Dünyada yeni kırulacak küresel sosyalizm sisteminde; tarlaların devletler tarafından el konulup büyük şirketlerce işletilmesi hesapları yapılıyor.

Osmanlı mantığıyla alakası yok. Bunun oluşturacağı işsizlik ve kıtlığı düşünüyorum.

Konuyu hiçbir parti için açmadım. Kimseyi suçlamıyorum. Çeşitli yabancı kaynaklardan edindiğim izlenim bu. Sizlere tuhaf gelsede dünya bu sürece doğru evriliyor.
 
Bizimkileri belediye yoluyla aldilar,5 ayri parselde toplam 146 dekar.fiyatida kendileri belirliyor,itiraz edebiliyorsunuz ama engelleyemiyorsunuz.kamu yararina diyip el kaldırınca meclis uyeleri kamulastirmanin önünde duramiyorsunuz.Onu ogrendik.Yol geçirme bahanesiyle sadece yol kadar degil,tarlalarin hepsini istimlak ettiler ama parasi yokmus belediyenin odeyemediler.Yolu cizen arkadaş 5 parseli ayni anda nasil denk getirmiş, muhtemel tesaduf🤔50 mt sağ sol yapsa parselin 2si 3 ü kurtulurdu.Saskiniz,Beklemedeyiz şu anda...
Şunu soyleyebilirim ,eviniz barkiniz tarlaniz bahceniz eger imar bolgelerine yakinsa belediye müteahhit rantina dikkat edin,cocuklarinizin guvencesi olarak gördüğünüz herşey bir sabah adiniza acilmis banka hesabinda nakite dönebilir,derdinizi kimseye anlatamaz,forumdada anlayisli yazilar yazamazsiniz.Nede olsa kamu yararina😱😱😱...

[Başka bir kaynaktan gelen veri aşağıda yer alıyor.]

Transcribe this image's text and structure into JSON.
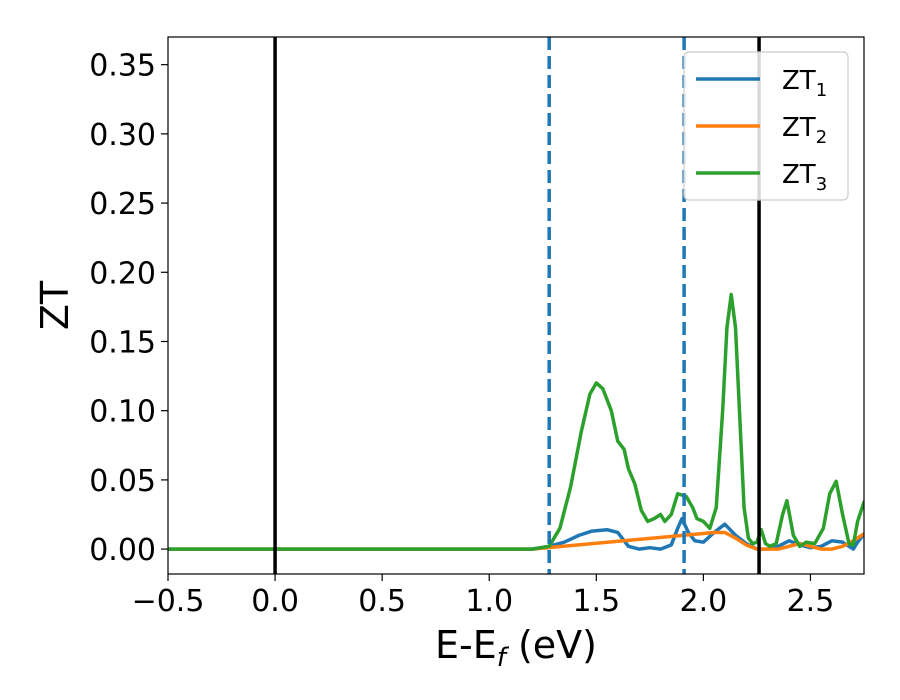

Abi Allah yardımcınız olsun. Bu konuyu açarken kast ettiğim zaten "kamu yararı" bahanesiyle tüm tarım arazilerine el konulmasıydı. Sovyetler de halkının yararına görüp el koydu tarlalara. Sonuç ortada.

Peki devletler dese ki; "çiftçiler verimli üretim yapamıyor, biz halkın gıda güvenliğini, gıda erişimini sağlamak için; tüm tarlalara el koyduk, tarlaları birleştirip büyütüp şirketler eliyle teknolojik tarım yapacağız." Sonumuz ne olur?
 
Gida fiyatlari yukselmeye devam eder, girdi fiyatlari ve zarar yuzunden ciftci ekmezse, devlet bazi arazileri zorla alip ekeceklere kiraya verir ve aldigi parayi tarla sahibine oder mi? Evini kiralamayanlara ceza vermek gibi afaki birsey bu. Cok ozel durumlarda olabilir belki.